On notera par ailleurs que les trois romans relèvent de trois formes d’écriture différentes : un roman, un roman épistolaire et un roman autobiographique. De plus, les trois textes ont été publiés à trois siècles différents.
Introduction
Les titres de partie ainsi que les titres « Introduction » et « conclusion » sont là pour le corrigé. Lors de l’épreuve, vous ne devez pas les écrire sur votre copie.
L'introduction présente les textes et leurs auteurs et reprend la problématique posée par la question.
Les textes du corpus appartiennent tous au genre du roman. Le premier, La Princesse de Clèves, écrit par Madame de La Fayette est paru en 1678, à la fin du XVIIe siècle.
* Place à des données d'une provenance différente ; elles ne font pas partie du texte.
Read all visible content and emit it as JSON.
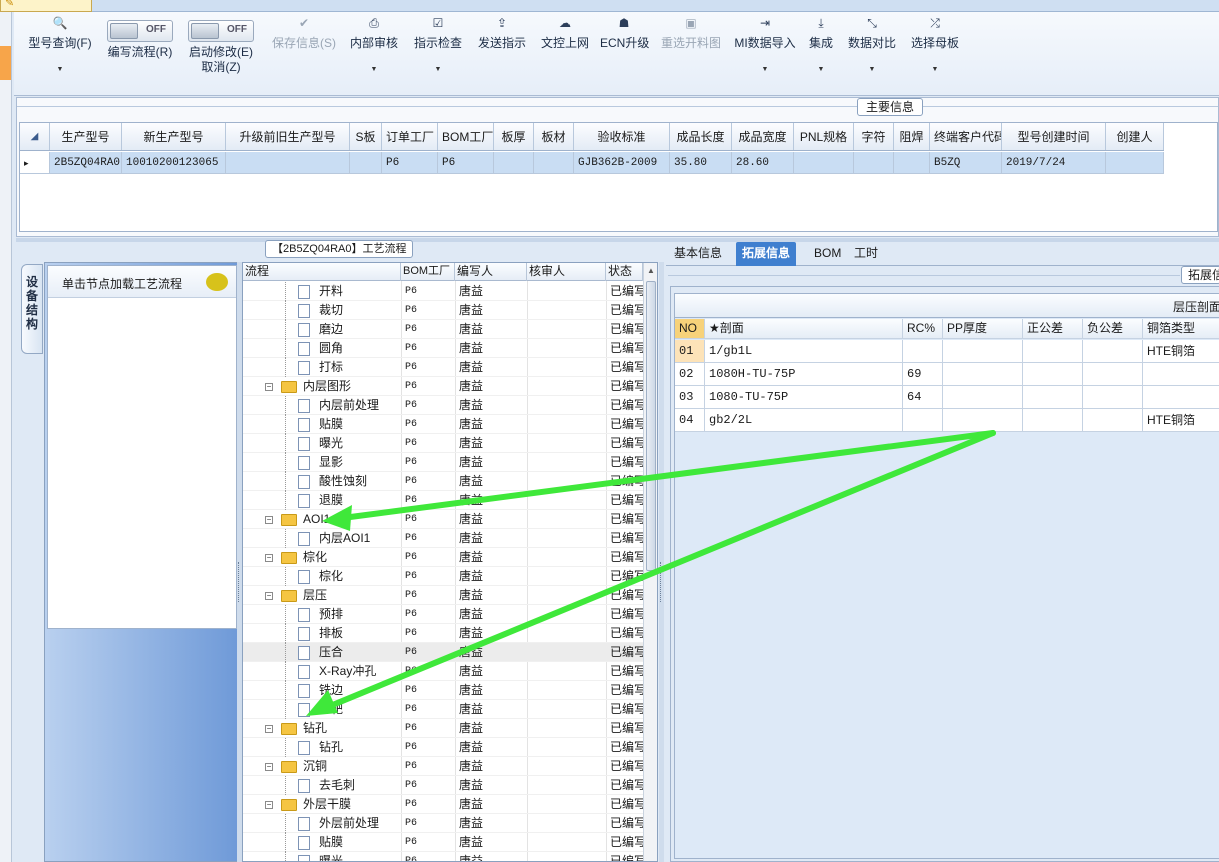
{
  "window": {
    "tab_title": ""
  },
  "ribbon": {
    "query": "型号查询(F)",
    "edit_flow": "编写流程(R)",
    "edit_flow_toggle": "OFF",
    "enable_edit": "启动修改(E)",
    "cancel": "取消(Z)",
    "enable_edit_toggle": "OFF",
    "save": "保存信息(S)",
    "internal_review": "内部审核",
    "instruction_check": "指示检查",
    "send_instruction": "发送指示",
    "upload_doc": "文控上网",
    "ecn_upgrade": "ECN升级",
    "reselect_chart": "重选开料图",
    "mi_import": "MI数据导入",
    "integrate": "集成",
    "data_compare": "数据对比",
    "select_master": "选择母板"
  },
  "main_info": {
    "legend": "主要信息",
    "columns": [
      "生产型号",
      "新生产型号",
      "升级前旧生产型号",
      "S板",
      "订单工厂",
      "BOM工厂",
      "板厚",
      "板材",
      "验收标准",
      "成品长度",
      "成品宽度",
      "PNL规格",
      "字符",
      "阻焊",
      "终端客户代码",
      "型号创建时间",
      "创建人"
    ],
    "row": [
      "2B5ZQ04RA0",
      "10010200123065",
      "",
      "",
      "P6",
      "P6",
      "",
      "",
      "GJB362B-2009",
      "35.80",
      "28.60",
      "",
      "",
      "",
      "B5ZQ",
      "2019/7/24",
      ""
    ]
  },
  "left_panel": {
    "vtab": "设备结构",
    "hint": "单击节点加载工艺流程"
  },
  "tree": {
    "legend": "【2B5ZQ04RA0】工艺流程",
    "columns": {
      "flow": "流程",
      "bom": "BOM工厂",
      "writer": "编写人",
      "reviewer": "核审人",
      "status": "状态"
    },
    "rows": [
      {
        "name": "开料",
        "level": 2,
        "bom": "P6",
        "writer": "唐益",
        "status": "已编写"
      },
      {
        "name": "裁切",
        "level": 2,
        "bom": "P6",
        "writer": "唐益",
        "status": "已编写"
      },
      {
        "name": "磨边",
        "level": 2,
        "bom": "P6",
        "writer": "唐益",
        "status": "已编写"
      },
      {
        "name": "圆角",
        "level": 2,
        "bom": "P6",
        "writer": "唐益",
        "status": "已编写"
      },
      {
        "name": "打标",
        "level": 2,
        "bom": "P6",
        "writer": "唐益",
        "status": "已编写"
      },
      {
        "name": "内层图形",
        "level": 1,
        "bom": "P6",
        "writer": "唐益",
        "status": "已编写"
      },
      {
        "name": "内层前处理",
        "level": 2,
        "bom": "P6",
        "writer": "唐益",
        "status": "已编写"
      },
      {
        "name": "贴膜",
        "level": 2,
        "bom": "P6",
        "writer": "唐益",
        "status": "已编写"
      },
      {
        "name": "曝光",
        "level": 2,
        "bom": "P6",
        "writer": "唐益",
        "status": "已编写"
      },
      {
        "name": "显影",
        "level": 2,
        "bom": "P6",
        "writer": "唐益",
        "status": "已编写"
      },
      {
        "name": "酸性蚀刻",
        "level": 2,
        "bom": "P6",
        "writer": "唐益",
        "status": "已编写"
      },
      {
        "name": "退膜",
        "level": 2,
        "bom": "P6",
        "writer": "唐益",
        "status": "已编写"
      },
      {
        "name": "AOI1",
        "level": 1,
        "bom": "P6",
        "writer": "唐益",
        "status": "已编写"
      },
      {
        "name": "内层AOI1",
        "level": 2,
        "bom": "P6",
        "writer": "唐益",
        "status": "已编写"
      },
      {
        "name": "棕化",
        "level": 1,
        "bom": "P6",
        "writer": "唐益",
        "status": "已编写"
      },
      {
        "name": "棕化",
        "level": 2,
        "bom": "P6",
        "writer": "唐益",
        "status": "已编写"
      },
      {
        "name": "层压",
        "level": 1,
        "bom": "P6",
        "writer": "唐益",
        "status": "已编写"
      },
      {
        "name": "预排",
        "level": 2,
        "bom": "P6",
        "writer": "唐益",
        "status": "已编写"
      },
      {
        "name": "排板",
        "level": 2,
        "bom": "P6",
        "writer": "唐益",
        "status": "已编写"
      },
      {
        "name": "压合",
        "level": 2,
        "bom": "P6",
        "writer": "唐益",
        "status": "已编写",
        "selected": true
      },
      {
        "name": "X-Ray冲孔",
        "level": 2,
        "bom": "P6",
        "writer": "唐益",
        "status": "已编写"
      },
      {
        "name": "铣边",
        "level": 2,
        "bom": "P6",
        "writer": "唐益",
        "status": "已编写"
      },
      {
        "name": "打靶",
        "level": 2,
        "bom": "P6",
        "writer": "唐益",
        "status": "已编写"
      },
      {
        "name": "钻孔",
        "level": 1,
        "bom": "P6",
        "writer": "唐益",
        "status": "已编写"
      },
      {
        "name": "钻孔",
        "level": 2,
        "bom": "P6",
        "writer": "唐益",
        "status": "已编写"
      },
      {
        "name": "沉铜",
        "level": 1,
        "bom": "P6",
        "writer": "唐益",
        "status": "已编写"
      },
      {
        "name": "去毛刺",
        "level": 2,
        "bom": "P6",
        "writer": "唐益",
        "status": "已编写"
      },
      {
        "name": "外层干膜",
        "level": 1,
        "bom": "P6",
        "writer": "唐益",
        "status": "已编写"
      },
      {
        "name": "外层前处理",
        "level": 2,
        "bom": "P6",
        "writer": "唐益",
        "status": "已编写"
      },
      {
        "name": "贴膜",
        "level": 2,
        "bom": "P6",
        "writer": "唐益",
        "status": "已编写"
      },
      {
        "name": "曝光",
        "level": 2,
        "bom": "P6",
        "writer": "唐益",
        "status": "已编写"
      }
    ]
  },
  "right_panel": {
    "tabs": [
      "基本信息",
      "拓展信息",
      "BOM",
      "工时"
    ],
    "active_tab": 1,
    "legend": "拓展信息",
    "caption": "层压剖面",
    "columns": [
      "NO",
      "★剖面",
      "RC%",
      "PP厚度",
      "正公差",
      "负公差",
      "铜箔类型"
    ],
    "rows": [
      [
        "01",
        "1/gb1L",
        "",
        "",
        "",
        "",
        "HTE铜箔"
      ],
      [
        "02",
        "1080H-TU-75P",
        "69",
        "",
        "",
        "",
        ""
      ],
      [
        "03",
        "1080-TU-75P",
        "64",
        "",
        "",
        "",
        ""
      ],
      [
        "04",
        "gb2/2L",
        "",
        "",
        "",
        "",
        "HTE铜箔"
      ]
    ]
  },
  "colors": {
    "annotation_arrow": "#3fe83a",
    "selected_row": "#c9ddf3",
    "active_tab": "#3f7fcf"
  }
}
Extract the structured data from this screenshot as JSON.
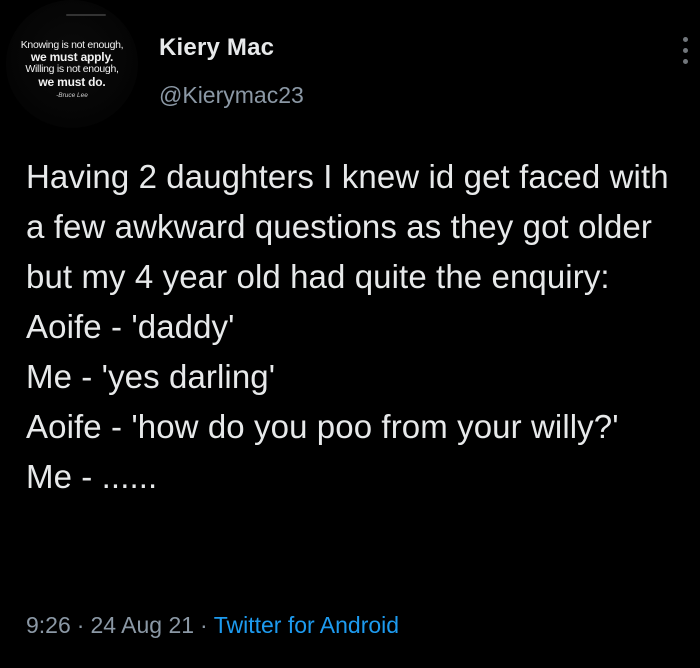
{
  "user": {
    "display_name": "Kiery Mac",
    "handle": "@Kierymac23",
    "avatar_quote": {
      "line1": "Knowing is not enough,",
      "line2": "we must apply.",
      "line3": "Willing is not enough,",
      "line4": "we must do.",
      "attribution": "-Bruce Lee"
    }
  },
  "tweet": {
    "text": "Having 2 daughters I knew id get faced with a few awkward questions as they got older but my 4 year old had quite the enquiry:\nAoife - 'daddy'\nMe - 'yes darling'\nAoife - 'how do you poo from your willy?'\nMe - ......",
    "time": "9:26",
    "date": "24 Aug 21",
    "separator": "·",
    "source": "Twitter for Android"
  },
  "icons": {
    "more": "more-vertical-icon"
  },
  "colors": {
    "background": "#000000",
    "text": "#e7e9ea",
    "muted": "#8b98a5",
    "link": "#1d9bf0"
  }
}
Le deuxième, Delphine, de Madame de Staël, est paru en 1802, un peu plus d’un siècle plus tard. Le troisième, La Vagabonde, de Colette, a été publié en 1910, encore un siècle après. Ces trois œuvres ont été rédigées par des femmes de lettres et mettent en scène trois héroïnes qui renoncent à leur passion amoureuse et le justifient par des arguments différents mais complémentaires.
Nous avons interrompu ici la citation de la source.